ECLI:NL:RBROT:2025:4674

Rechtbank Rotterdam

Datum uitspraak
16 april 2025
Publicatiedatum
17 april 2025
Zaaknummer
C/10/680937 / HA ZA 24-533
Instantie
Rechtbank Rotterdam
Type
Uitspraak
Procedures
  • Eerste aanleg - enkelvoudig
Vindplaatsen
  • Rechtspraak.nl
AI samenvatting door LexboostAutomatisch gegenereerd

Vonnis inzake benoeming deskundigen in civiele procedure over schadevergoeding na seksueel misbruik

In deze civiele procedure, aangespannen door [eiser] tegen [gedaagde], heeft de Rechtbank Rotterdam op 16 april 2025 een vonnis gewezen.
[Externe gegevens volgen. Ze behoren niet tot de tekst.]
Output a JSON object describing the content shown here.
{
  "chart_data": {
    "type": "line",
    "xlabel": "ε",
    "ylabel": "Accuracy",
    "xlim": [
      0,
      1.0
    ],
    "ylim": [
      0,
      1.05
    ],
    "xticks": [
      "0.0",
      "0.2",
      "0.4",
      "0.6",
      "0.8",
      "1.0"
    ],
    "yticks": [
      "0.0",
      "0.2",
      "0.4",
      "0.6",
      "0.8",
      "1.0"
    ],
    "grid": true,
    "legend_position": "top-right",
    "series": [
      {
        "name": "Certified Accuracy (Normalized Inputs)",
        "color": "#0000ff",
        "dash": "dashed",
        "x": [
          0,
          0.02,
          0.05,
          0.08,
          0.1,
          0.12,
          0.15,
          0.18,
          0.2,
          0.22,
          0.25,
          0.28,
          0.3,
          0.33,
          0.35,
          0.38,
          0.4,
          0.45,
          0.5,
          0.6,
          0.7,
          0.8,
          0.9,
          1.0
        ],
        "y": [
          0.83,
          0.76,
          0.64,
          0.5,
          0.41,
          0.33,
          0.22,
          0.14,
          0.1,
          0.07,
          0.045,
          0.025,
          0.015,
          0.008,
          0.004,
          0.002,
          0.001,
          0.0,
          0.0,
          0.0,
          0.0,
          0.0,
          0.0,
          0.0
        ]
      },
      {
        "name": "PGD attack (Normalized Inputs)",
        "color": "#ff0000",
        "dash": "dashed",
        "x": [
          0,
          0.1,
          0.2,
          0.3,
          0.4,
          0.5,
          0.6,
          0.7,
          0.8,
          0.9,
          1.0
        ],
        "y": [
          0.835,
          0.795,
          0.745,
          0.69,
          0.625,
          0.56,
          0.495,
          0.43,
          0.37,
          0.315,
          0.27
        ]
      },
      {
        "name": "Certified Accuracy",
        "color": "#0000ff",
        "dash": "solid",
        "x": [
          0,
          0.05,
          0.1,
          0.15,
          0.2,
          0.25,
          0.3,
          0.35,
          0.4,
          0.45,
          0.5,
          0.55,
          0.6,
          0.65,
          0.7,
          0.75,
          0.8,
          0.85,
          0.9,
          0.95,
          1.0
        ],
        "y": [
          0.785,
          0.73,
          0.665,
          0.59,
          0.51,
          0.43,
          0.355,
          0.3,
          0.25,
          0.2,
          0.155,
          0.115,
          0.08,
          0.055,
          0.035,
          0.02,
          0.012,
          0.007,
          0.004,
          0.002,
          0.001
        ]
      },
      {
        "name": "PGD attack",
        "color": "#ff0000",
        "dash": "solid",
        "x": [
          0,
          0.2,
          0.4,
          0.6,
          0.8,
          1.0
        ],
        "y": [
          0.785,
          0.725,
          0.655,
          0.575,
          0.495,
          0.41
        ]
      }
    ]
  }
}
De zaak betreft de benoeming van deskundigen, namelijk een verzekeringsarts en een arbeidsdeskundige, in het kader van een schadevergoeding die [eiser] vordert als gevolg van psychische klachten door seksueel misbruik door [gedaagde]. De rechtbank heeft eerder in een tussenvonnis vastgesteld dat [eiser] psychische klachten heeft en dat [gedaagde] aansprakelijk is voor de schade die hieruit voortvloeit. De rechtbank heeft partijen in de gelegenheid gesteld om zich uit te laten over de benoeming van deskundigen en de vragen die aan hen voorgelegd zullen worden. Beide partijen hebben ingestemd met de benoeming van de deskundigen, maar er was geen overeenstemming over de persoon van de deskundigen. De rechtbank heeft daarom deskundigen uit haar eigen bestand benoemd. De verzekeringsarts en de arbeidsdeskundige hebben hun begrotingen voor de kosten van hun onderzoek ingediend, waarop partijen de gelegenheid kregen om te reageren. De rechtbank heeft de kosten vastgesteld en bepaald dat [gedaagde] deze moet betalen. De rechtbank heeft ook de verplichtingen van partijen ten aanzien van de medewerking aan het deskundigenonderzoek uiteengezet. Het vonnis bevat verder bepalingen over de rapportage van de deskundigen en de procedurele stappen die moeten worden gevolgd. De zaak is aangehouden voor verdere beslissingen.

Uitspraak

RECHTBANK Rotterdam

Team handel en haven
Zaaknummer: C/10/680937 / HA ZA 24-533 (voorheen 549879 / HA ZA 18-455)
Vonnis van 16 april 2025
in de zaak van
[eiser],
te Klundert,
eisende partij,
hierna te noemen: [eiser],
advocaat: mr. J.J. Bronsveld,
tegen
[gedaagde],
te Rotterdam,
gedaagde partij,
hierna te noemen: [gedaagde],
advocaat: mr. P.A. de Lange.

1.De procedure

1.1.
Het verloop van de procedure blijkt uit:
- de tussenvonnissen (met zaaknummer 549879 HA ZA 18-455) van 18 december 2019, 10 juni 2020, 22 september 2021, 19 januari 2022, 5 oktober 2022, 25 januari 2023 en 12 april 2023 en de daarin vermelde processtukken,
- het arrest van het gerechtshof Den Haag van 28 mei 2024, waarin de tussenvonnissen van 18 december 2019, 10 juni 2020, 22 september 2021, 19 januari 2022 en 5 oktober 2022 zijn bekrachtigd,
- de akte na tussenvonnis van [eiser],
- de akte uitlaten van [eiser],
- het door [gedaagde] op 7 oktober 2024 ingediende B16-formulier,
- de e-mailcorrespondentie tussen de griffier en partijen over de begrotingen van de te benoemen deskundigen.
1.2.
Ten slotte is vonnis bepaald.

2.De verdere beoordeling

2.1.
In het tussenvonnis van 5 oktober 2022 heeft de rechtbank vastgesteld dat [eiser] psychische klachten heeft die het gevolg zijn van het seksueel misbruik door [gedaagde]. Verder heeft de rechtbank in dat vonnis geoordeeld dat [gedaagde] de schade die [eiser] hierdoor lijdt aan hem moet vergoeden en het voornemen geuit deskundigenonderzoeken door een verzekeringsarts en aansluitend een arbeidsdeskundige te bevelen.
2.2.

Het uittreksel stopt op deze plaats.